Running Fashion – VPL
I received the February 2011 issue of Runner’s World on Monday and was intrigued at the thought of an article reviewing underwear. That’s right. An entire article – complete with pictures and tester testimonials – about underwear. I’ve read articles reviewing running shoes, cold weather running gear, sports bras, hydration gear, energy gels, and energy bars. But I’ve never read an article that reviewed running underwear.
Color me naive but I had no idea that there was special underwear for running. Underwear is underwear, isn’t it? Grab the nearest clean pair and you’re good to go, right?
Apparently not! There’s underwear that helps wick sweat away, underwear made with silver fiber to help reduce odor-causing bacteria, underwear made out of wool to keep everything toasty, and more. Who knew that underwear was such an important consideration when getting ready for a run?
The reviews on women’s underwear made me chuckle at first. However, as I thought a bit more about it, I cringed because one thing that all the reviews contained was whether the undies gave the user a visible panty line (or VPL for those that enjoy acronyms). And I thought, “Really?! When a woman goes out for a run, does she really think about whether she has VPL or not?”

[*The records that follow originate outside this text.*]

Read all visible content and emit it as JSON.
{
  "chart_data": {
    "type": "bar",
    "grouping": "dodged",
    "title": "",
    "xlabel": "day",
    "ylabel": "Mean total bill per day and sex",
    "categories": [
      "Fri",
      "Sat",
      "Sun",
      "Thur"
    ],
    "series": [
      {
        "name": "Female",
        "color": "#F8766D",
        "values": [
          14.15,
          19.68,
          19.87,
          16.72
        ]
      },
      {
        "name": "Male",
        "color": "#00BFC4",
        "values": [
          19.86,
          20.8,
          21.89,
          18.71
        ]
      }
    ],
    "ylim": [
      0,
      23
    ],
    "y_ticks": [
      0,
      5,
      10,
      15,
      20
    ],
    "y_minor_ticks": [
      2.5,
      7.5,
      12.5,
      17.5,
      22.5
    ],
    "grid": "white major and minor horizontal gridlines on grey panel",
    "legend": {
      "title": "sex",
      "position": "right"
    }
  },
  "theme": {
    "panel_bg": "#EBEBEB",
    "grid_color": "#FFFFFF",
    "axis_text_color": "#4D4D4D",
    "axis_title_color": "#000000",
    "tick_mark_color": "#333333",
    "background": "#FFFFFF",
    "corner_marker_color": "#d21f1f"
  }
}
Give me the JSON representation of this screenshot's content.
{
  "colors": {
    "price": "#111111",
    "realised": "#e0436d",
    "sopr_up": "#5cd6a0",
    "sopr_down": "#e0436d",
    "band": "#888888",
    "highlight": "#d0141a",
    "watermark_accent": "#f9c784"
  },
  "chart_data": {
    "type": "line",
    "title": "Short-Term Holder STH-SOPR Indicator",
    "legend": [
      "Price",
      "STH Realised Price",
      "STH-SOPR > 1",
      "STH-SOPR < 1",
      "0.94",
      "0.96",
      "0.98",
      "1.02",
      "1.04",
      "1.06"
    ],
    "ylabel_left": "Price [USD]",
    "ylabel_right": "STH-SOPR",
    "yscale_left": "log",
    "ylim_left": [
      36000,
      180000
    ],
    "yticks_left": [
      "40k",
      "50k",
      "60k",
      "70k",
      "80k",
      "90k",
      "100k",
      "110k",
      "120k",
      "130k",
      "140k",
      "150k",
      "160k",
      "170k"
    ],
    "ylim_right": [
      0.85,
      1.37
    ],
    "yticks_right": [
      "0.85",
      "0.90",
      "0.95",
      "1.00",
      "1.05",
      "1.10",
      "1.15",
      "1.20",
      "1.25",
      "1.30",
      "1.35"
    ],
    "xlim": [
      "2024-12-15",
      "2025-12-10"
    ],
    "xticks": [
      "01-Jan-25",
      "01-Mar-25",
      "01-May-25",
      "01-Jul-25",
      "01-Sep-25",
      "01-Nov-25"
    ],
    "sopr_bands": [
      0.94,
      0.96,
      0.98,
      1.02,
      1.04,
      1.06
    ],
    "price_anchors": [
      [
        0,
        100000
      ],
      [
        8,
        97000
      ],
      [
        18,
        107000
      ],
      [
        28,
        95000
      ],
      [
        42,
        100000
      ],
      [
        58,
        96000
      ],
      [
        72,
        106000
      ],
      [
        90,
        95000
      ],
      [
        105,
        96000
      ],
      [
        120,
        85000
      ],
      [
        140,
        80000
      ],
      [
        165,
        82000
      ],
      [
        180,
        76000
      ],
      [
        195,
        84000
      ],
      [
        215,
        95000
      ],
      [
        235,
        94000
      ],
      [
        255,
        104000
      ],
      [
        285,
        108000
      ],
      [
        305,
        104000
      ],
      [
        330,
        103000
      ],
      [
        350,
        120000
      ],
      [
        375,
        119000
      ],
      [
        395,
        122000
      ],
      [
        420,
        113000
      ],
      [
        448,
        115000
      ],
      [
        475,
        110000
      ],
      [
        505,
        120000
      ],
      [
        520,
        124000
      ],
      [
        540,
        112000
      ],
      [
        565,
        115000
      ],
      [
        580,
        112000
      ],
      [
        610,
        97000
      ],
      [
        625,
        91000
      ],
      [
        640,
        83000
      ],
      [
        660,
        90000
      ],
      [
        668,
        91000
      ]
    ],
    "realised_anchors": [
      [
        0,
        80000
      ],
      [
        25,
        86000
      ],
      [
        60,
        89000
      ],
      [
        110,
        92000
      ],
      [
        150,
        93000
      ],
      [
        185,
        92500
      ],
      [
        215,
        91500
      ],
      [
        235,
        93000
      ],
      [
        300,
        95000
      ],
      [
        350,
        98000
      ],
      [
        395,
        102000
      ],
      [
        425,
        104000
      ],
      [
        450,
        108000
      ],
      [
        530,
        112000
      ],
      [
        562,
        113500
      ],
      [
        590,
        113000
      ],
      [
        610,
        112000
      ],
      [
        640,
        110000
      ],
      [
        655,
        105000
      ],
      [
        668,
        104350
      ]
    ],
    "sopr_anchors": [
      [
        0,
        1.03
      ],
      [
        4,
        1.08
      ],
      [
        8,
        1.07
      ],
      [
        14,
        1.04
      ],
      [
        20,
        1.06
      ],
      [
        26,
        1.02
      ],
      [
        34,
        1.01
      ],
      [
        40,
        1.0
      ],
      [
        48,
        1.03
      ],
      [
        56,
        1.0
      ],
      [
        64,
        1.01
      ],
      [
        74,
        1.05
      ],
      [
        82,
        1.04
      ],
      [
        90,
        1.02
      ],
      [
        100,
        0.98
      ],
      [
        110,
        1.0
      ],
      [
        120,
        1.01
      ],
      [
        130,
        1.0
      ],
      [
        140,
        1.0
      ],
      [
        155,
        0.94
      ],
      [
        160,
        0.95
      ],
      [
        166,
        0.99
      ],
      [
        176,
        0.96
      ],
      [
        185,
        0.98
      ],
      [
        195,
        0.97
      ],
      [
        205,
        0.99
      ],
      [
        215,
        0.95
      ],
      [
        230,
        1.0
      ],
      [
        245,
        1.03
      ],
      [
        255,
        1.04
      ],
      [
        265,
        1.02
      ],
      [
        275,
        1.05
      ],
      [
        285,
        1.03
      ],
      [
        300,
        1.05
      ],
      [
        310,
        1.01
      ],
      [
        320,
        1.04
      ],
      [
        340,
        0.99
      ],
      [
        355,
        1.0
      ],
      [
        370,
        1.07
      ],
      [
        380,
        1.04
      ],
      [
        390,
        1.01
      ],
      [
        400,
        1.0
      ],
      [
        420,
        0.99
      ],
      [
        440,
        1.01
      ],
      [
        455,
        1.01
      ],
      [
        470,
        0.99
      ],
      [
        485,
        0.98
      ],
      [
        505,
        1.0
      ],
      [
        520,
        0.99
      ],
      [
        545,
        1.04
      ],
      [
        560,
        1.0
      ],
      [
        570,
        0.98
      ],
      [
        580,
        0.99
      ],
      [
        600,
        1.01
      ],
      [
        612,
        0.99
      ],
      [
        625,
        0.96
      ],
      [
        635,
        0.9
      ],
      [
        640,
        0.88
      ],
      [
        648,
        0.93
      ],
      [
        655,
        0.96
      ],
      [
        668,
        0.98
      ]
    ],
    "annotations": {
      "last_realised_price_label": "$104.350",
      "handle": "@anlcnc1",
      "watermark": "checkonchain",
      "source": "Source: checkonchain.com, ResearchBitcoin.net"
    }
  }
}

I’ve always thought that runners are pretty unassuming and down-to-earth people. The kind of people who throw on their running clothes, grab their electronic gadgets, and go. People who are more concerned with comfort than sartorial splendor. People who are more worried about chafing than chic-ness. No stopping at the full-length mirror on the way out the door. No preening. No wondering if the running outfit makes them look fat. No worrying about whether their panty lines are showing.
But then I remembered the whole shorts versus skort debate that raged a couple of years ago and realized that to some runners, fashion is part of their running identity. For some runners, a good run includes looking good while they’re running. For some runners, wearing a color-matched outfit is as important as fueling properly before, during, and after a run. I know that when I feel comfortable in what I’m wearing, it makes a difference in my performance – whether I’m running or at the office.
At the end of the day, the important thing isn’t what you wore for your run, it’s that you went for your run. So, if you’ve been putting off running because you’re worried about VPL in your running tights, you no longer have an excuse.